In South Carolina federal court, the EEOC filed a lawsuit against BMW Manufacturing Co., LLC on behalf of approximately 70 black claimants. In contrast to the Dollar General lawsuit, the claims against BMW center on BMW's instruction to one of its contractors to conduct background checks on all employees hired by the contractor to work in BMW's warehouse in compliance with BMW's background check policy.
The complaint alleges BMW had engaged a contractor to provide certain services at a BMW's warehouse. When the contract between BMW and the contractor ended, employees were informed they would need to reapply for employment through BMW's new contractor in order to continue working at the warehouse. Although the employees had previously been screened by the first contractor, the first contractor had relied on its own policy, which excluded employees only for convictions in the previous seven years. BMW instructed the new contractor to use BMW's background check policy, which had no time limitations for disqualification. According to the complaint, several employees were denied employment with the new contractor based on their criminal history, despite the fact that many of these employees had been working at the BMW facility for several years. Again, the EEOC alleges that BMW's policy fails to provide for an individualized assessment of the applicants' criminal history.
The EEOC has aggressively pursued claims around the country based on criminal record checks performed as part of more general background checks, relying heavily on its April 2012 guidance regarding the use of arrest and conviction records in hiring decisions.

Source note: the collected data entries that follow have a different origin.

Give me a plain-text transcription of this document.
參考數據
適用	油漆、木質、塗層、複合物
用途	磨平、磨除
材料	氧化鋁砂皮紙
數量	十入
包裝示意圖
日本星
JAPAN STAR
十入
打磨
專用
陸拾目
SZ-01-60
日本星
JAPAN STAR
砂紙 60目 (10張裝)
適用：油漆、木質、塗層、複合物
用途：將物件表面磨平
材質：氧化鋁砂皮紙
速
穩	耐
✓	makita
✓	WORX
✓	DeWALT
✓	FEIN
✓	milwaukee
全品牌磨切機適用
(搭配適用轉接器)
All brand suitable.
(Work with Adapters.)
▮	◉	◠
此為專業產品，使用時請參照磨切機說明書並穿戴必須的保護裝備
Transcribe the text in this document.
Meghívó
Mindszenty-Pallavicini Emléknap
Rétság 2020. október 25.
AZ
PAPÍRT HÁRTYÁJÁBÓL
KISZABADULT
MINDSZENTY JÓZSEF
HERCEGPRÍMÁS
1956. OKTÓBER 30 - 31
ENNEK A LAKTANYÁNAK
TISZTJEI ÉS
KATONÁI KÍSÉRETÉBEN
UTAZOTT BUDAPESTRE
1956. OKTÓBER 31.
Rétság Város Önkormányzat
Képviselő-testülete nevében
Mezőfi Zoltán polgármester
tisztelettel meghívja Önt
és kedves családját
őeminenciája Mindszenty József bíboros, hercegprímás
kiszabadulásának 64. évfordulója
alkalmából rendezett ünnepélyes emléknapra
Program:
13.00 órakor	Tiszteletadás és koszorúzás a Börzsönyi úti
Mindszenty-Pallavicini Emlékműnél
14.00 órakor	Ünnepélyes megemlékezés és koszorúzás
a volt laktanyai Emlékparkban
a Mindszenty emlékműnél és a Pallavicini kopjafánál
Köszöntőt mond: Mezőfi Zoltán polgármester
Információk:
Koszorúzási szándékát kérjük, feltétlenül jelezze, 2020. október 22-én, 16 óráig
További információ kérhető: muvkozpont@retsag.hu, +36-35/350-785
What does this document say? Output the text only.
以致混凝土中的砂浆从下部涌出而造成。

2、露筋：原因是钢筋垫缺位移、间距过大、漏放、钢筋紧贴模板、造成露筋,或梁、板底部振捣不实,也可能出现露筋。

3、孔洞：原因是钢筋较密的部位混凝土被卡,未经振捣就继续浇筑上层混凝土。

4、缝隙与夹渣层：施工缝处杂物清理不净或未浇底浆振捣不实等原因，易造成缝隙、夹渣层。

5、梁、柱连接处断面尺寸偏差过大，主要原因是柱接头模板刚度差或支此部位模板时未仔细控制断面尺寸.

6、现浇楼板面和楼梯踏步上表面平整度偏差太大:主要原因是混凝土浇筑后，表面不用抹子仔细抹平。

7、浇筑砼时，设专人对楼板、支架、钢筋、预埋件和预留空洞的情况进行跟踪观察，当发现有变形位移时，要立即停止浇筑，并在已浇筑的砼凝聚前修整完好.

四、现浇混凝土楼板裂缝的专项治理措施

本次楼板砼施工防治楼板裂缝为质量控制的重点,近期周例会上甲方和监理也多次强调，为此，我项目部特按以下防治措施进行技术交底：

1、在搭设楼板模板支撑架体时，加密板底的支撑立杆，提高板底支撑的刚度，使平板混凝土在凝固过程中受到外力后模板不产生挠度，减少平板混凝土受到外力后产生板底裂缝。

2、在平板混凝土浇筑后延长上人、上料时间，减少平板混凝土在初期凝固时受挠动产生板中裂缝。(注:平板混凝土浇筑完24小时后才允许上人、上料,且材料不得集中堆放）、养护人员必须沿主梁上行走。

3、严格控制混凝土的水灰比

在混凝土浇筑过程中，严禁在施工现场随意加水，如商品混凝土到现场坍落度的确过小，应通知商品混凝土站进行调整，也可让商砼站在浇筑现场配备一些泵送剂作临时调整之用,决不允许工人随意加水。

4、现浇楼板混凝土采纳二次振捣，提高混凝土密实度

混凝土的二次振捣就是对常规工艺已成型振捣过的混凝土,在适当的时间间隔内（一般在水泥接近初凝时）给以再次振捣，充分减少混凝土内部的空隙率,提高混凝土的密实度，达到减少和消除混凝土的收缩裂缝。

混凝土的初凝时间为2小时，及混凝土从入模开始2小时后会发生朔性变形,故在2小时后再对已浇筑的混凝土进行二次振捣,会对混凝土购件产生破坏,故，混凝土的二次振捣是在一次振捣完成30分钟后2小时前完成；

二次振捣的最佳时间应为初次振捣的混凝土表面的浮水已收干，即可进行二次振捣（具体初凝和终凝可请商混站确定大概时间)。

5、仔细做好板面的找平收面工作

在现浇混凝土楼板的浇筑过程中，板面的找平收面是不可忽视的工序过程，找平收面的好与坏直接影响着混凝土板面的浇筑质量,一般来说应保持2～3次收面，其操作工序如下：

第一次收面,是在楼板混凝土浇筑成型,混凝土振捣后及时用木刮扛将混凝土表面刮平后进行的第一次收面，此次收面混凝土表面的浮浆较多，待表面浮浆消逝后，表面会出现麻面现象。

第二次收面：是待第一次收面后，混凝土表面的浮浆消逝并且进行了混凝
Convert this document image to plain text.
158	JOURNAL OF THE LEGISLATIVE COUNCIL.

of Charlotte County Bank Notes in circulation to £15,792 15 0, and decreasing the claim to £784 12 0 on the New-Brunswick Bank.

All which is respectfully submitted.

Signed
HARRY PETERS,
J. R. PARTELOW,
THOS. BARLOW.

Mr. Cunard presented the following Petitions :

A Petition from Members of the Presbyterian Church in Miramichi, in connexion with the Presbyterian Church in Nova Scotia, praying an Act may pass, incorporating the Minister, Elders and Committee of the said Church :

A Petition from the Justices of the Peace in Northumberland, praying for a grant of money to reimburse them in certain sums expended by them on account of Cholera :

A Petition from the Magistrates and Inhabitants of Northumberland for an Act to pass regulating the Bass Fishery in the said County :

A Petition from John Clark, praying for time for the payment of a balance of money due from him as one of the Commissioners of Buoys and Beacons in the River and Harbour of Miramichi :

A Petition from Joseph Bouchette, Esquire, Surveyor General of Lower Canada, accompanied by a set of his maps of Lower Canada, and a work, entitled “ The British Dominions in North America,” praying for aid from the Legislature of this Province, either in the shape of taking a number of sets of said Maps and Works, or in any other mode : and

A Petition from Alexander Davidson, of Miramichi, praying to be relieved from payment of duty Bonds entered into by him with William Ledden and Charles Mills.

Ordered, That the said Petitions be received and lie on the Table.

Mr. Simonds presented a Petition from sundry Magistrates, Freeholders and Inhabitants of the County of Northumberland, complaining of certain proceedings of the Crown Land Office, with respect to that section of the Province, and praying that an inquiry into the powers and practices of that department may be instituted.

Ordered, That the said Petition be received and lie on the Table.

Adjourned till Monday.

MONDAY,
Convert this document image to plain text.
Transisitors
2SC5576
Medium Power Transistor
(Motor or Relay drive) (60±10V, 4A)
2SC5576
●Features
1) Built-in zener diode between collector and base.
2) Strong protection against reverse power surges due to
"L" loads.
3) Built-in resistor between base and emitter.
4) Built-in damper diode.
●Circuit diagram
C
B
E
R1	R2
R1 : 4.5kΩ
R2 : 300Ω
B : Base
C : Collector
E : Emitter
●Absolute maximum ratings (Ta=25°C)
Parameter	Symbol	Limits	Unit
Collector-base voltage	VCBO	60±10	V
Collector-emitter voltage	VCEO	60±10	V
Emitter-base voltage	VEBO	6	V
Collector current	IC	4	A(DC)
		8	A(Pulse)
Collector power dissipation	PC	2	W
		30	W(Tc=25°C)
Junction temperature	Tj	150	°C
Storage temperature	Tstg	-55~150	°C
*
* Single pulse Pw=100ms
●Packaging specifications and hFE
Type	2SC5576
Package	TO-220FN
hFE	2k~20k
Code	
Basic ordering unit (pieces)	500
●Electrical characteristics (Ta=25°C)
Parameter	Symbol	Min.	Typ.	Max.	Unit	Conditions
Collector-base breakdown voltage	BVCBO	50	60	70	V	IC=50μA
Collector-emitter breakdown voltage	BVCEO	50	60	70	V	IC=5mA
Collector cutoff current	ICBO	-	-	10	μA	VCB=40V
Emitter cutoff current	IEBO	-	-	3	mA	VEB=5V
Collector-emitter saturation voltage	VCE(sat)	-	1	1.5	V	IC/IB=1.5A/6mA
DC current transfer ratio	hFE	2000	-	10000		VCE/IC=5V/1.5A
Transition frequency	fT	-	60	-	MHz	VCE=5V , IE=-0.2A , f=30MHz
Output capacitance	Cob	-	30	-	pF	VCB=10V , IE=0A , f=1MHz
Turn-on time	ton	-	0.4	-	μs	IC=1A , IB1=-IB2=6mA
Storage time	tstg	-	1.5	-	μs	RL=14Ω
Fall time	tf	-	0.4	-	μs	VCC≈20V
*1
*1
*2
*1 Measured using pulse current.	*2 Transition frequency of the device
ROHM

In compliance with the EEOC's guidance, employers should make sure that their policies and practices regarding the use of criminal history information are consistently applied and provide for an individualized assessment of the risks posed by a criminal history. Employment decisions made on the basis of criminal history information should be thoroughly documented to reflect a careful analysis of the job-related nature of the offenses and business necessity for making such a determination. Employers should also be familiar and comply with any applicable state law requirements, as a number of states restrict the collection of criminal record information on applicants and limit its use in making hiring decisions.